Selbstevaluation ist bereits vorhanden: Hervorrufen latenter Richterkalibrierung in Basis-LLMs mit minimalen Daten
Self-Evaluation Is Already There: Eliciting Latent Judge Calibration in Base LLMs with Minimal Data
June 3, 2026
Autoren: XiuYu Zhang, Yi Shan, Junfeng Fang, Zhenkai Liang
cs.AI
Zusammenfassung
Große Sprachmodelle werden zunehmend von anderen Modellen bewertet, was die naheliegende Frage aufwirft: Kann ein Modell vorhersagen, wie ein Bewerter seine eigene Ausgabe bewerten wird? Wir stellen fest, dass diese Fähigkeit bereits weitgehend vorhanden ist, bevor ein gezieltes Training erfolgt: Mittels Few-Shot-Prompts sagt ein Basismodell die Qualitätsbewertungen für mehrere Attribute eines externen Bewerters bei offenen Antworten bereits deutlich über dem Zufallsniveau voraus – und das über drei Vergleichsmaßstäbe hinweg.
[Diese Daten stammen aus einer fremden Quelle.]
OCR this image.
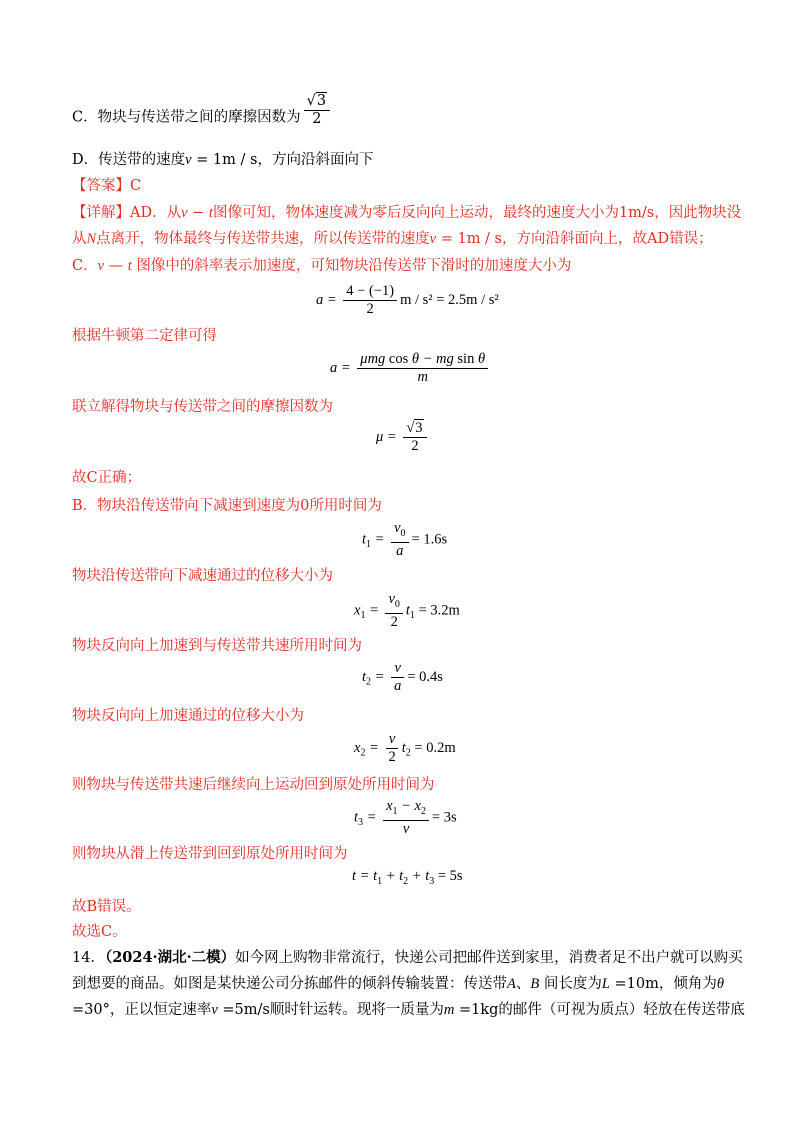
C．物块与传送带之间的摩擦因数为 $\frac{√3}{2}$
D．传送带的速度v = 1m / s，方向沿斜面向下
【答案】C
【详解】AD．从v − t图像可知，物体速度减为零后反向向上运动，最终的速度大小为1m/s，因此物块没
从N点离开，物体最终与传送带共速，所以传送带的速度v = 1m / s，方向沿斜面向上，故AD错误；
C．v — t 图像中的斜率表示加速度，可知物块沿传送带下滑时的加速度大小为
$a = \frac{4 - (-1)}{2}$ m / s² = 2.5m / s²
根据牛顿第二定律可得
$a = \frac{\text{μmg cos θ − mg sin θ}}{m}$
联立解得物块与传送带之间的摩擦因数为
$\mu = \frac{√3}{2}$
故C正确；
B．物块沿传送带向下减速到速度为0所用时间为
$t_1 = \frac{v_0}{a} = 1.6s$
物块沿传送带向下减速通过的位移大小为
$x_1 = \frac{v_0}{2} t_1 = 3.2m$
物块反向向上加速到与传送带共速所用时间为
$t_2 = \frac{v}{a} = 0.4s$
物块反向向上加速通过的位移大小为
$x_2 = \frac{v}{2} t_2 = 0.2m$
则物块与传送带共速后继续向上运动回到原处所用时间为
$t_3 = \frac{x_1 - x_2}{v} = 3s$
则物块从滑上传送带到回到原处所用时间为
$t = t_1 + t_2 + t_3 = 5s$
故B错误。
故选C。
14．（2024·湖北·二模）如今网上购物非常流行，快递公司把邮件送到家里，消费者足不出户就可以购买
到想要的商品。如图是某快递公司分拣邮件的倾斜传输装置：传送带A、B 间长度为L =10m，倾角为θ
=30°，正以恒定速率v =5m/s顺时针运转。现将一质量为m =1kg的邮件（可视为质点）轻放在传送带底
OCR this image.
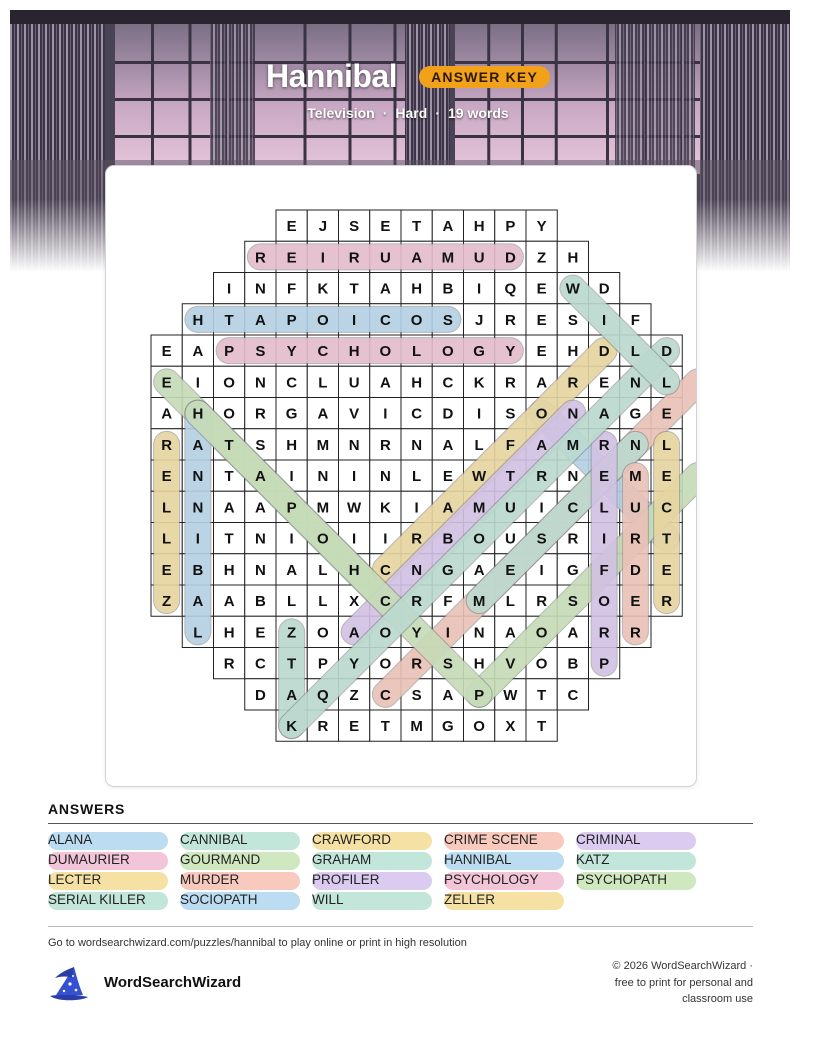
Hannibal	ANSWER KEY
Television · Hard · 19 words
E J S E T A H P Y
R E I R U A M U D Z H
I N F K T A H B I Q E W D
H T A P O I C O S J R E S I F
E A P S Y C H O L O G Y E H D L D
E I O N C L U A H C K R A R E N L
A H O R G A V I C D I S O N A G E
R A T S H M N R N A L F A M R N L
E N T A I N I N L E W T R N E M E
L N A A P M W K I A M U I C L U C
L I T N I O I I R B O U S R I R T
E B H N A L H C N G A E I G F D E
Z A A B L L X C R F M L R S O E R
L H E Z O A O Y I N A O A R R
R C T P Y O R S H V O B P
D A Q Z C S A P W T C
K R E T M G O X T
ANSWERS
ALANA	CANNIBAL	CRAWFORD	CRIME SCENE	CRIMINAL
DUMAURIER	GOURMAND	GRAHAM	HANNIBAL	KATZ
LECTER	MURDER	PROFILER	PSYCHOLOGY	PSYCHOPATH
SERIAL KILLER	SOCIOPATH	WILL	ZELLER
Go to wordsearchwizard.com/puzzles/hannibal to play online or print in high resolution
WordSearchWizard
© 2026 WordSearchWizard ·
free to print for personal and
classroom use
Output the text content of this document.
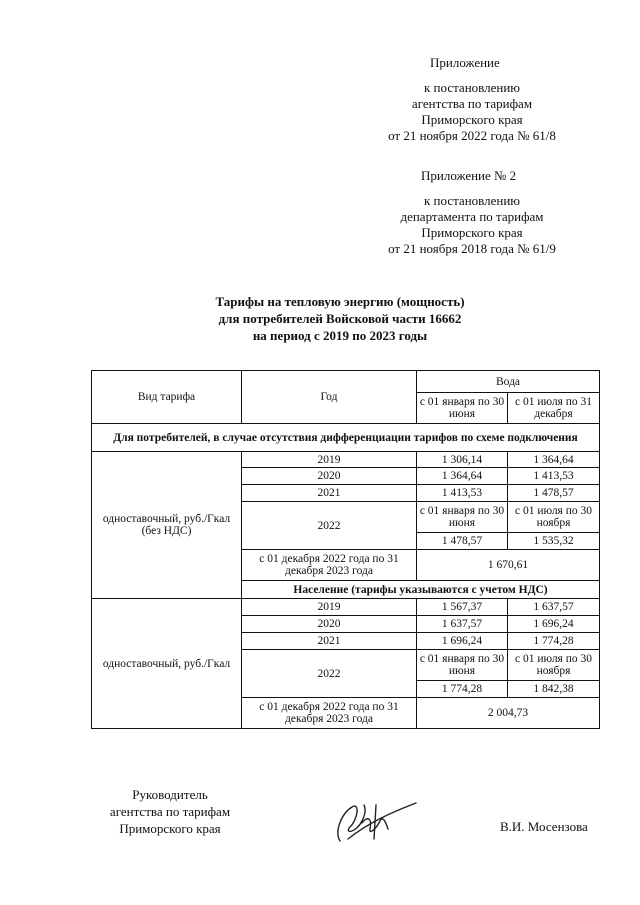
Приложение
к постановлению
агентства по тарифам
Приморского края
от 21 ноября 2022 года № 61/8
Приложение № 2
к постановлению
департамента по тарифам
Приморского края
от 21 ноября 2018 года № 61/9
Тарифы на тепловую энергию (мощность)
для потребителей Войсковой части 16662
на период с 2019 по 2023 годы
Вид тарифа	Год	Вода	
		с 01 января по 30 июня	с 01 июля по 31 декабря
Для потребителей, в случае отсутствия дифференциации тарифов по схеме подключения			
одноставочный, руб./Гкал (без НДС)	2019	1 306,14	1 364,64
	2020	1 364,64	1 413,53
	2021	1 413,53	1 478,57
	2022	с 01 января по 30 июня	с 01 июля по 30 ноября
		1 478,57	1 535,32
	с 01 декабря 2022 года по 31 декабря 2023 года	1 670,61	
	Население (тарифы указываются с учетом НДС)		
одноставочный, руб./Гкал	2019	1 567,37	1 637,57
	2020	1 637,57	1 696,24
	2021	1 696,24	1 774,28
	2022	с 01 января по 30 июня	с 01 июля по 30 ноября
		1 774,28	1 842,38
	с 01 декабря 2022 года по 31 декабря 2023 года	2 004,73	
Руководитель
агентства по тарифам
Приморского края	В.И. Мосензова
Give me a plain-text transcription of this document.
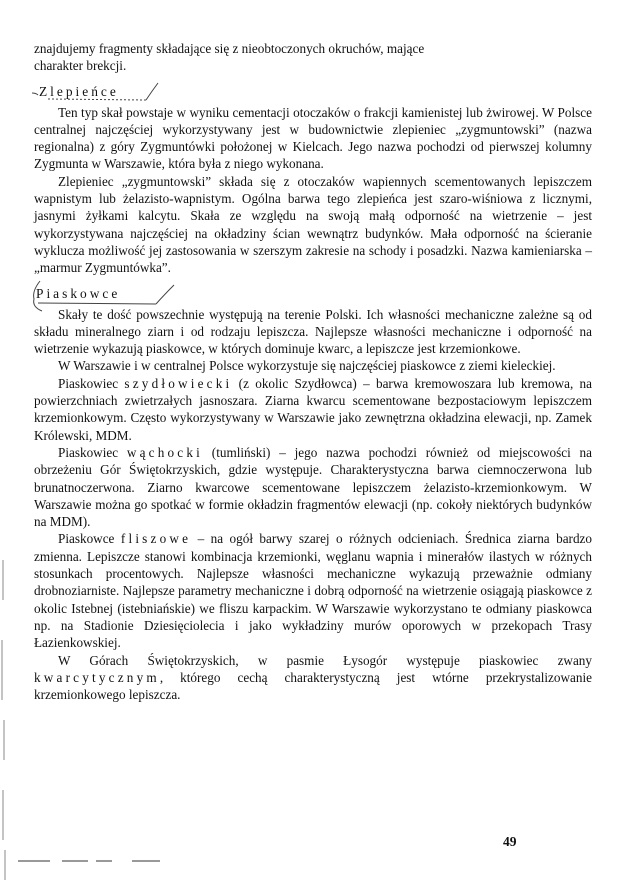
znajdujemy fragmenty składające się z nieobtoczonych okruchów, mające
charakter brekcji.

Zlepieńce

Ten typ skał powstaje w wyniku cementacji otoczaków o frakcji kamienistej lub żwirowej. W Polsce centralnej najczęściej wykorzystywany jest w budownictwie zlepieniec „zygmuntowski” (nazwa regionalna) z góry Zygmuntówki położonej w Kielcach. Jego nazwa pochodzi od pierwszej kolumny Zygmunta w Warszawie, która była z niego wykonana.

Zlepieniec „zygmuntowski” składa się z otoczaków wapiennych scementowanych lepiszczem wapnistym lub żelazisto-wapnistym. Ogólna barwa tego zlepieńca jest szaro-wiśniowa z licznymi, jasnymi żyłkami kalcytu. Skała ze względu na swoją małą odporność na wietrzenie – jest wykorzystywana najczęściej na okładziny ścian wewnątrz budynków. Mała odporność na ścieranie wyklucza możliwość jej zastosowania w szerszym zakresie na schody i posadzki. Nazwa kamieniarska – „marmur Zygmuntówka”.

Piaskowce

Skały te dość powszechnie występują na terenie Polski. Ich własności mechaniczne zależne są od składu mineralnego ziarn i od rodzaju lepiszcza. Najlepsze własności mechaniczne i odporność na wietrzenie wykazują piaskowce, w których dominuje kwarc, a lepiszcze jest krzemionkowe.

W Warszawie i w centralnej Polsce wykorzystuje się najczęściej piaskowce z ziemi kieleckiej.

Piaskowiec szydłowiecki (z okolic Szydłowca) – barwa kremowoszara lub kremowa, na powierzchniach zwietrzałych jasnoszara. Ziarna kwarcu scementowane bezpostaciowym lepiszczem krzemionkowym. Często wykorzystywany w Warszawie jako zewnętrzna okładzina elewacji, np. Zamek Królewski, MDM.

Piaskowiec wąchocki (tumliński) – jego nazwa pochodzi również od miejscowości na obrzeżeniu Gór Świętokrzyskich, gdzie występuje. Charakterystyczna barwa ciemnoczerwona lub brunatnoczerwona. Ziarno kwarcowe scementowane lepiszczem żelazisto-krzemionkowym. W Warszawie można go spotkać w formie okładzin fragmentów elewacji (np. cokoły niektórych budynków na MDM).

Piaskowce fliszowe – na ogół barwy szarej o różnych odcieniach. Średnica ziarna bardzo zmienna. Lepiszcze stanowi kombinacja krzemionki, węglanu wapnia i minerałów ilastych w różnych stosunkach procentowych. Najlepsze własności mechaniczne wykazują przeważnie odmiany drobnoziarniste. Najlepsze parametry mechaniczne i dobrą odporność na wietrzenie osiągają piaskowce z okolic Istebnej (istebniańskie) we fliszu karpackim. W Warszawie wykorzystano te odmiany piaskowca np. na Stadionie Dziesięciolecia i jako wykładziny murów oporowych w przekopach Trasy Łazienkowskiej.

W Górach Świętokrzyskich, w pasmie Łysogór występuje piaskowiec zwany kwarcytycznym, którego cechą charakterystyczną jest wtórne przekrystalizowanie krzemionkowego lepiszcza.

49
Wir führen die Selbstevaluations-Hervorlockung (Self-Evaluation Elicitation, SEE) ein, eine Methode, die diese latente Fähigkeit durch einen kurzen Zyklus freilegt: eine an die Kalibrierung gekoppelte Verstärkungslernphase, die die Antwort verbessert und den Bewerter vorhersagt, gefolgt von einer maskierten Destillationsphase, die die Vorhersage schärft, während die Antwort unberührt bleibt. Ausgehend von 160 einzigartigen Beispielen, etwa 31-mal weniger als bei einem Verstärkungslern-Baseline, verbessert SEE die Kalibrierung auf zurückgehaltenen Daten über drei Vergleichsmaßstäbe hinweg, während die Antwortqualität erhalten bleibt. Die hervorgelockte Selbstevaluation ist scharf innerhalb der eigenen Token-Verteilung des Modells lokalisiert und stabil gegenüber Bewertern, mit denen es nie trainiert wurde, was auf ein übertragbares Qualitätskonzept hindeutet, nicht auf die Präferenz eines einzelnen Bewerters. Diese Ergebnisse stellen das bewertungsausgerichtete Selbstevaluationsproblem als ein Problem der Hervorlockung und nicht der Akquisition neu dar.
English
Large language models are increasingly evaluated by other models, raising a natural question: can a model predict how a judge will score its own output? We find that the ability is largely present before any targeted training: prompted few-shot, a base model already predicts an external judge's multi-attribute quality scores on open-ended responses well above chance across three benchmarks. We introduce Self-Evaluation Elicitation (SEE), a method that surfaces this latent ability through a short cycle comprising a calibration-coupled reinforcement learning phase that improves the answer and predicts the judge, followed by a masked distillation phase that sharpens the prediction while leaving the answer untouched. From 160 unique examples, roughly 31x fewer than a reinforcement learning baseline, SEE improves held-out calibration across three benchmarks while preserving answer quality. The elicited self-evaluation is sharply localized within the model's own token distribution and stable across judges it was never trained against, indicating a transferable notion of quality rather than a single judge's preference. These results reframe judge-aligned self-evaluation as a problem of elicitation rather than acquisition.